Are you surprised by this statement from Pochettino? You shouldn't be. It's the same position he had last summer when he ended the transfer window with only Harry Kane on the roster as a recognized striker, and it's not the first time he's reiterated it this window.

Spurs are in a tricky position with this particular area of need. They're not going to go after someone who can challenge Harry Kane for minutes right now since they already have one of the best strikers in the world. What they need is someone who's content to come in and sit the bench, play in cups, Europa, and as a rotation option, and who won't upset the team chemistry too much. That generally means one of three options: either a young striker with a high ceiling who is content to bide his time as he continues to develop (like Fulham's Mousa Dembele), a journeyman who knows his place but who can come in and do a job (like Steven Fletcher), or a hybrid player who can slot in at a number of positions, including up top (like Saido Berahino).

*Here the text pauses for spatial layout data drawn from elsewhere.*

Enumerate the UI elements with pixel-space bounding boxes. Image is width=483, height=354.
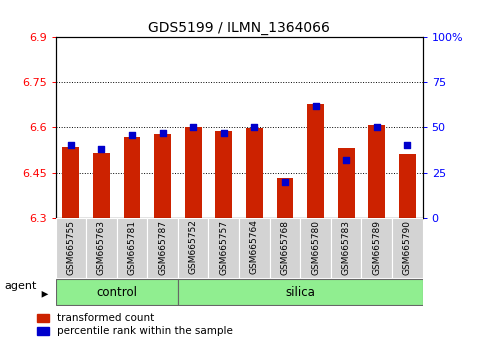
- Bar: [338, 148, 355, 218]
- Bar: [270, 218, 300, 278]
- Bar: [369, 125, 385, 218]
- Text: GSM665752: GSM665752: [189, 219, 198, 274]
- Point: [403, 143, 411, 148]
- Legend: transformed count, percentile rank within the sample: transformed count, percentile rank withi…: [37, 313, 233, 336]
- Bar: [62, 147, 79, 218]
- Text: GSM665790: GSM665790: [403, 219, 412, 274]
- Bar: [56, 279, 178, 305]
- Bar: [154, 134, 171, 218]
- Bar: [209, 218, 239, 278]
- Bar: [178, 279, 423, 305]
- Bar: [307, 104, 324, 218]
- Bar: [178, 218, 209, 278]
- Bar: [300, 218, 331, 278]
- Text: agent: agent: [4, 281, 37, 291]
- Bar: [124, 137, 141, 218]
- Bar: [399, 154, 416, 218]
- Point: [67, 143, 75, 148]
- Bar: [86, 218, 117, 278]
- Text: GSM665763: GSM665763: [97, 219, 106, 274]
- Point: [251, 125, 258, 130]
- Bar: [147, 218, 178, 278]
- Bar: [239, 218, 270, 278]
- Bar: [392, 218, 423, 278]
- Bar: [361, 218, 392, 278]
- Text: GSM665780: GSM665780: [311, 219, 320, 274]
- Text: GSM665787: GSM665787: [158, 219, 167, 274]
- Point: [373, 125, 381, 130]
- Bar: [277, 178, 293, 218]
- Text: GSM665781: GSM665781: [128, 219, 137, 274]
- Text: GSM665783: GSM665783: [341, 219, 351, 274]
- Text: GSM665764: GSM665764: [250, 219, 259, 274]
- Bar: [185, 127, 201, 218]
- Point: [281, 179, 289, 184]
- Text: GSM665789: GSM665789: [372, 219, 381, 274]
- Title: GDS5199 / ILMN_1364066: GDS5199 / ILMN_1364066: [148, 21, 330, 35]
- Point: [189, 125, 197, 130]
- Point: [128, 132, 136, 137]
- Bar: [246, 129, 263, 218]
- Point: [342, 157, 350, 163]
- Point: [220, 130, 227, 136]
- Bar: [331, 218, 361, 278]
- Bar: [56, 218, 86, 278]
- Text: control: control: [96, 286, 137, 298]
- Point: [159, 130, 167, 136]
- Text: silica: silica: [285, 286, 315, 298]
- Point: [98, 146, 105, 152]
- Point: [312, 103, 319, 109]
- Text: GSM665757: GSM665757: [219, 219, 228, 274]
- Text: GSM665768: GSM665768: [281, 219, 289, 274]
- Bar: [117, 218, 147, 278]
- Bar: [93, 153, 110, 218]
- Bar: [215, 131, 232, 218]
- Text: GSM665755: GSM665755: [66, 219, 75, 274]
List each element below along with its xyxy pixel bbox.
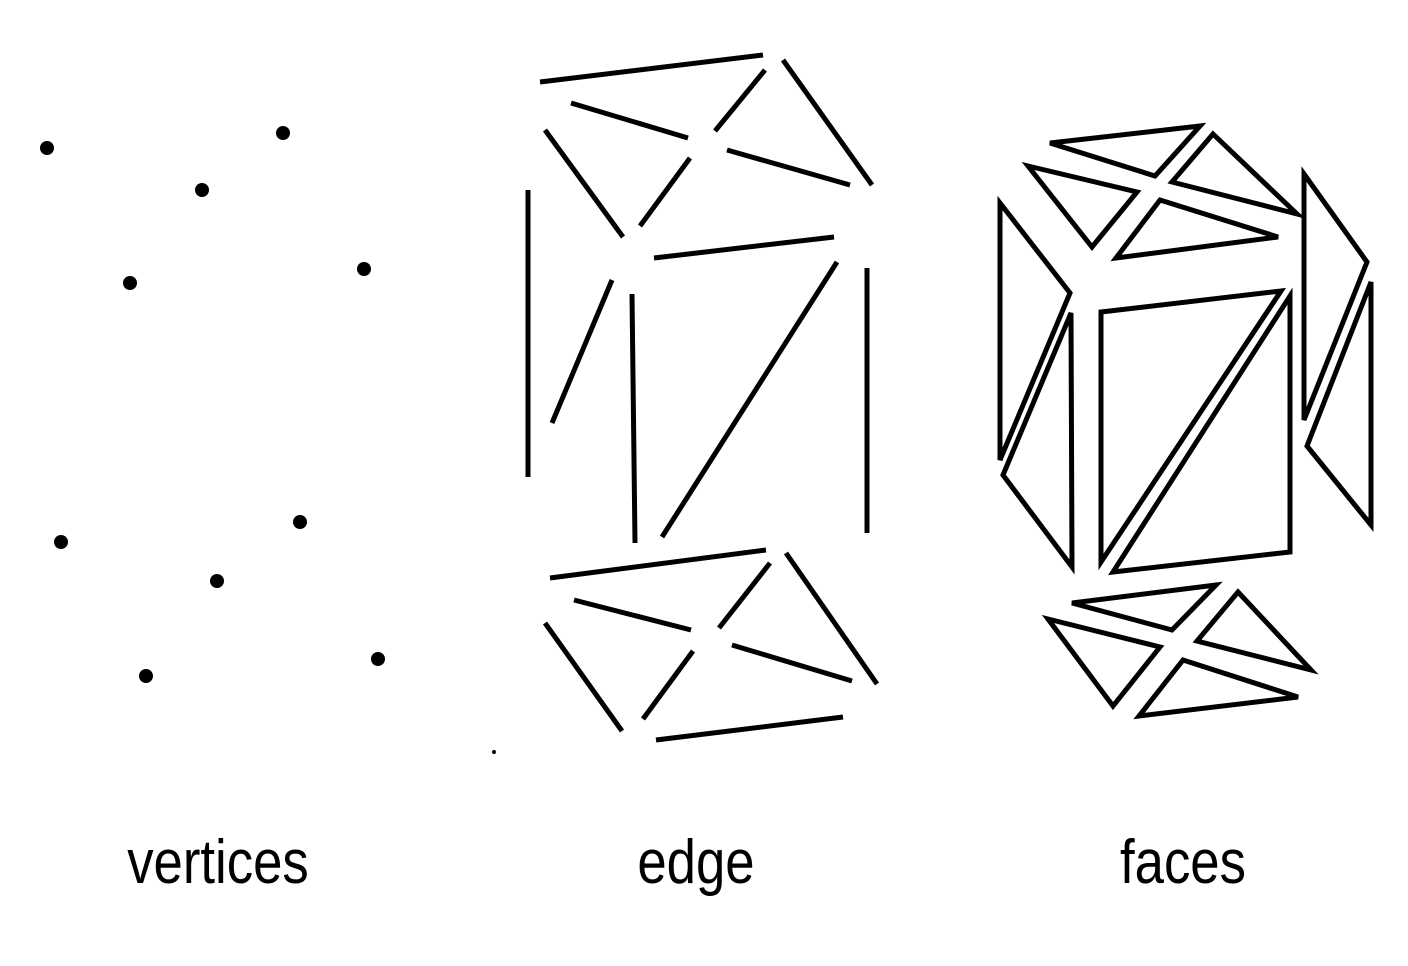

And if it's the young up and comer, then why not take a chance on an academy player if the right signing doesn't present itself? Sure, there's risk involved with promoting a youth teamer, but that's also how Spurs got Harry Kane to begin with. It's a high-risk high-reward proposition, and it's only a major issue of Harry Kane is gassed or injured.

It's important to reiterate that we have no real idea what Spurs will do. Lyall Thomas has suggested that Spurs have narrowed their list of targets down to three but has declined to state who they might be (other than confirming that Jackson Martinez isn't one of them). There's a decent chance that Spurs will sign someone. But if they don't, don't be surprised if Spurs will dance with those that brought them.